Book of the Week: Bluebird

Bluebird by Bob Staake

Bluebird by Bob Staake

Images and text by Carter.

There’s something extraordinarily engaging about a book with no words. And there’s just something plain old extraordinary about this particular one. Bluebird, by Bob Staake, is a story that will sweep you into a fierce friendship and shatter your heart into pieces when that friendship is tested. But before you turn the last page, that bursting heart of yours will get all patched up. It’s understated and overwhelming all at once.

Because there are no words, the story unfolds visually. The panels are jam packed with joy and surprise and simultaneously weave a gentle call for empathy. One boy, quiet and alone. One bird, insistent on friendship. It’s a tough story, but its truthful – and so, so beautiful.

P.S. – Tell me, do you have any favorite wordless picture books? Gabrielle and I are both big fans of this one by Jerry Pinkney, and I adore anything and everything by Barbara Lehman!

Bluebird by Bob Staake

19 thoughts on “Book of the Week: Bluebird”

  1. Our kids adore Wonder Bear by Tao Nyeu. I bought it for the gorgeous colors and illustrations that seem to pop off the page and both our children love it for the endless possibilities of stories that they can dream up. So far no two interpretations have been exactly the same.

    1. I love that about wordless books. And Wonder Bear! I met Tao Nyeu at a book signing once and she was just as lovely as her art. So intricate and zen all at the same time.

  2. Thank you for this introduction! I am eager to read this with my girls! I love getting recommendations on this topic because these books allow kids to “read” before they are actually literate. Some of our favorite wordless picture books are _South_ by Patrick McDonnell and _Wave_ and _Shadow_ by Suzy Lee.

  3. How prescient! We checked this out from the Library just on Saturday! It’s a beautiful book and wonderful story. Our boys love Staake’s “Hello Robots!” and can recite the refrain of the story.

  4. I love Bob Staake’s style.

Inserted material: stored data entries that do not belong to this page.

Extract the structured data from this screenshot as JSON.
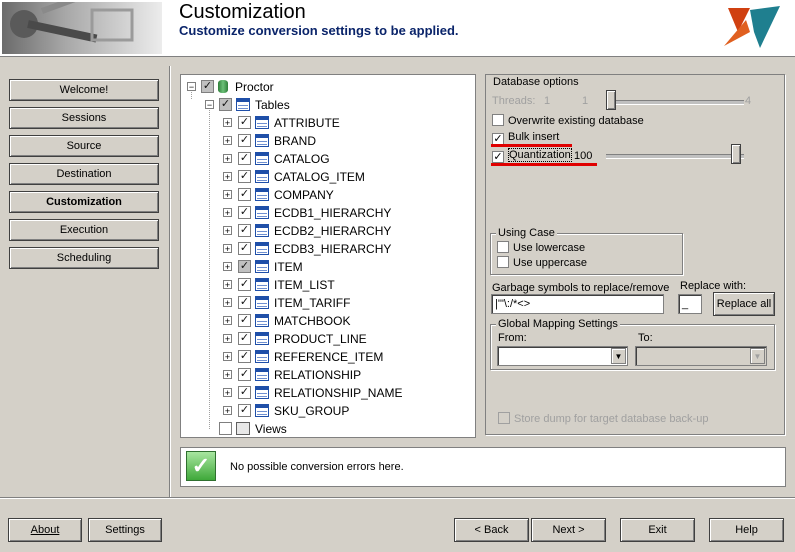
{
  "header": {
    "title": "Customization",
    "subtitle": "Customize conversion settings to be applied."
  },
  "nav": {
    "items": [
      {
        "label": "Welcome!"
      },
      {
        "label": "Sessions"
      },
      {
        "label": "Source"
      },
      {
        "label": "Destination"
      },
      {
        "label": "Customization",
        "active": true
      },
      {
        "label": "Execution"
      },
      {
        "label": "Scheduling"
      }
    ]
  },
  "tree": {
    "root": "Proctor",
    "tables_node": "Tables",
    "tables": [
      "ATTRIBUTE",
      "BRAND",
      "CATALOG",
      "CATALOG_ITEM",
      "COMPANY",
      "ECDB1_HIERARCHY",
      "ECDB2_HIERARCHY",
      "ECDB3_HIERARCHY",
      "ITEM",
      "ITEM_LIST",
      "ITEM_TARIFF",
      "MATCHBOOK",
      "PRODUCT_LINE",
      "REFERENCE_ITEM",
      "RELATIONSHIP",
      "RELATIONSHIP_NAME",
      "SKU_GROUP"
    ],
    "views_node": "Views"
  },
  "options": {
    "database_group": "Database options",
    "threads_label": "Threads:",
    "threads_min": "1",
    "threads_value": "1",
    "threads_max": "4",
    "overwrite_label": "Overwrite existing database",
    "bulk_insert_label": "Bulk insert",
    "quantization_label": "Quantization",
    "quantization_value": "100",
    "using_case_group": "Using Case",
    "lowercase_label": "Use lowercase",
    "uppercase_label": "Use uppercase",
    "garbage_label": "Garbage symbols to replace/remove",
    "garbage_value": "|'\"\\:/*<>",
    "replace_with_label": "Replace with:",
    "replace_with_value": "_",
    "replace_all_label": "Replace all",
    "mapping_group": "Global Mapping Settings",
    "from_label": "From:",
    "to_label": "To:",
    "store_dump_label": "Store dump for target database back-up"
  },
  "status": {
    "message": "No possible conversion errors here."
  },
  "footer": {
    "about": "About",
    "settings": "Settings",
    "back": "< Back",
    "next": "Next >",
    "exit": "Exit",
    "help": "Help"
  }
}
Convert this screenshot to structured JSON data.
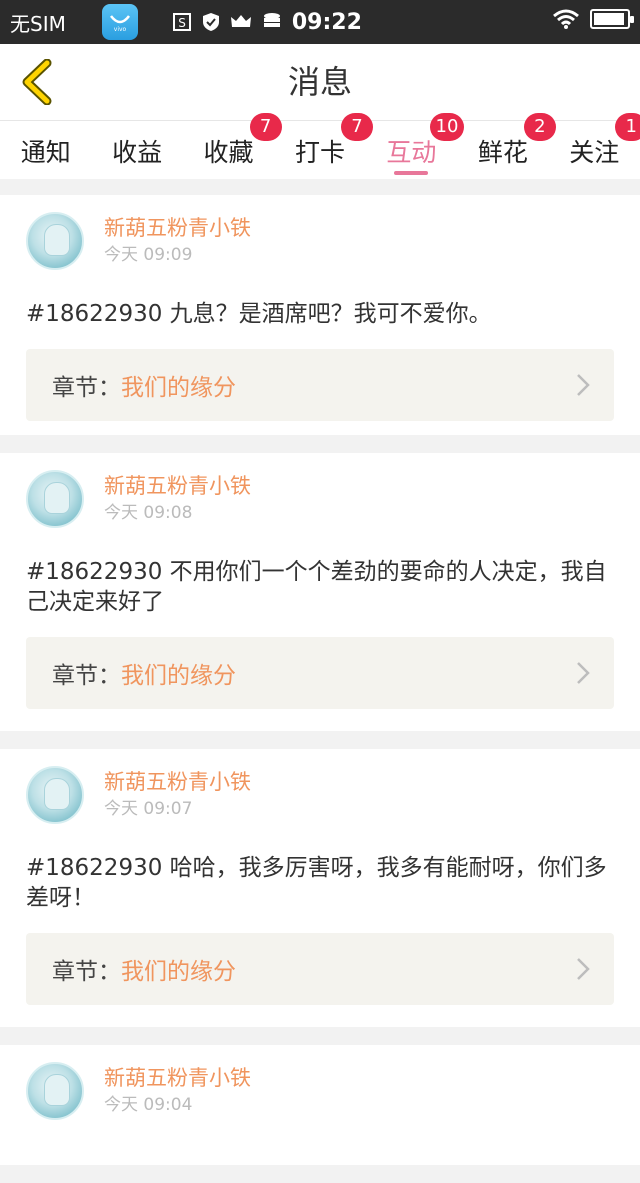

One of my favorite board books when our boys were little was his clever ABC book. I think it’s out of print now, but it had such a fun, bright, geometric illustrations. He is good!

  5. I thought Bluebird was beautifully drawn but I was so disappointed by the blatant similarities to The Red Balloon.

    1. Betsy, you’re right. I had forgotten about The Red Balloon when I first read Bluebird, so I think my unadulterated read was swept up in its own magic. And then that similarity was pointed out to me by a review, and it made me crinkle my nose a little. I don’t know what to do with that thought other than enjoy both stories, one in still frames and one in motion. What do you think?

  6. We love “Good Dog, Carl” by Alexandra Day and “Pancakes for Breakfast” by Tomie dePaola, as well as a few others mentioned above. As a word lover, I was a bit stymied by wordless books at first, but my two-year old daughter loves them so much I have learned to love them too. Thanks, everyone, for the suggestions – I’ve added a bunch of titles to our list of books to find at the public library.

  7. We like ‘Where is the cake?’ by The-Tjong Khing. You can follow a different character through the story each time around. My kids (aged 6 and 2) can’t get enough of it!